Why Stormwater Matters
By Evan Isaacson
Each winter, a familiar sight for most people, especially in the Northern half of the country, is the grayish-white color of the roads. Increasingly, people are becoming aware that this salty coating on the roads is hazardous to water quality, particularly the small streams that receive much of this runoff from storm drains. However, what few people recognize is that this ugly scene on our roads and parking lots is actually the visual manifestation of a much larger environmental – and public health – hazard facing most Americans and their urban and suburban communities.
Regardless of the time of year, our roads and the many other paved surfaces of our modern landscape contain a massive amount of pollution. Scientists and water quality advocates are acutely aware of the problem posed by stormwater pollution. Unlike the water flowing out of the pipes at highly regulated factories and sewage treatment plants, the water flowing out of a storm drain is sent directly to streams, lakes, bays, and oceans with no treatment at all. This pollution-laden runoff is thus a well-recognized problem for water quality and aquatic species. But what about those of us living up here on the land?

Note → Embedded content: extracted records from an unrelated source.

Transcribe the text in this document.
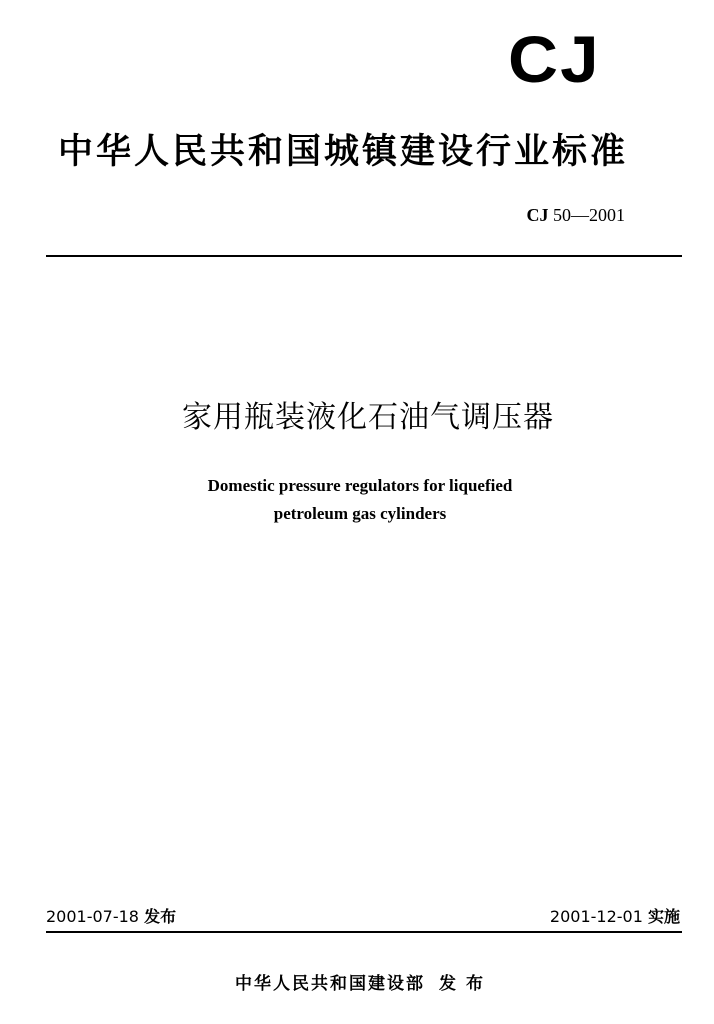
CJ
中华人民共和国城镇建设行业标准
CJ 50—2001
家用瓶装液化石油气调压器
Domestic pressure regulators for liquefied
petroleum gas cylinders
2001-07-18 发布	2001-12-01 实施
中华人民共和国建设部 发 布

That grayish color of our winter roads is not stormwater pollution, or at least not yet. Instead, it’s the remnants of yesterday’s polluted stormwater and the ingredients for the toxic stew coming after the next rainfall. Left behind, after the rain and snow are gone, are salt, oil, lead from brake dust, mercury and other heavy metals from cars and trucks, the remnants of vehicle exhaust and hazardous particulate matter from the upper atmosphere, and tens of thousands of chemicals, including acutely toxic and carcinogenic substances – all just sitting there across the landscape.
Stormwater doesn’t scrub and scour the cement and asphalt clean. Far from it. This pollution remains all around us every day. It is kicked up by vehicle tires and wind gusts into the air we breathe, flowing into the soil our kids play in, it’s tracked into our homes, schools, and workplaces by our shoes, becoming embedded in our carpets and floors. This pollution is pervasive and its effects are only starting to receive the attention they deserve. Stormwater management, in other words, is not only a water pollution issue but a broader public health issue, especially for those living in fenceline communities that deal with particularly hazardous runoff from industrial facilities.
Moreover, in our age of rapidly changing climate conditions, stormwater management means climate resilience. In the drier regions of the United States, stormwater management means water reuse – the opportunity to capture water, an exceedingly scarce and valuable resource, and put it to use for domestic purposes, including possibly treating it to drinking water standards. In the wetter regions of the country, including and especially here in the Chesapeake Bay, managing stormwater means making our urban areas much more resilient to increasingly frequent and intense storms. These storms scour pollution, posing a major threat to water quality, but they also result in massive floods that destroy property and in some cases, injure or kill, especially in low-lying and highly paved urban areas.
Some policymakers say that stormwater management practices are too expensive, noting that it is relatively expensive to reduce a pound of one particular form of pollution or another from stormwater management projects compared to projects in rural areas or money spent on wastewater treatment controls. The reality, however, is the exact opposite.
It is too costly not to invest in stormwater management given the increasingly devastating threat posed by runoff and floodwaters due to climate change. Moreover, does it make sense to invest in environmental solutions that treat one pollutant at a time? Or would it make far more fiscal and financial sense to choose solutions that deal with thousands of pollutants at the same time, reduce the risk of flooding in our communities, and make our cities livable into the next century?
The Chesapeake Legal Alliance has spent years raising awareness of the threat posed by polluted stormwater runoff. This year, we will be deepening our commitment to solving this issue. If you would like to learn more about the legal, policy, or scientific problems caused by stormwater, do not hesitate to reach out. Working with partners in the advocacy community, we have filed several hundred pages of comments with the Maryland Department of the Environment as part of the state’s effort to renew the three major stormwater permits (industrial, municipal, and construction) as required by the federal Clean Water Act. We are also embarking on several research projects to help further the public’s understanding of what managing stormwater means for water quality, public health, environmental justice, and climate resilience.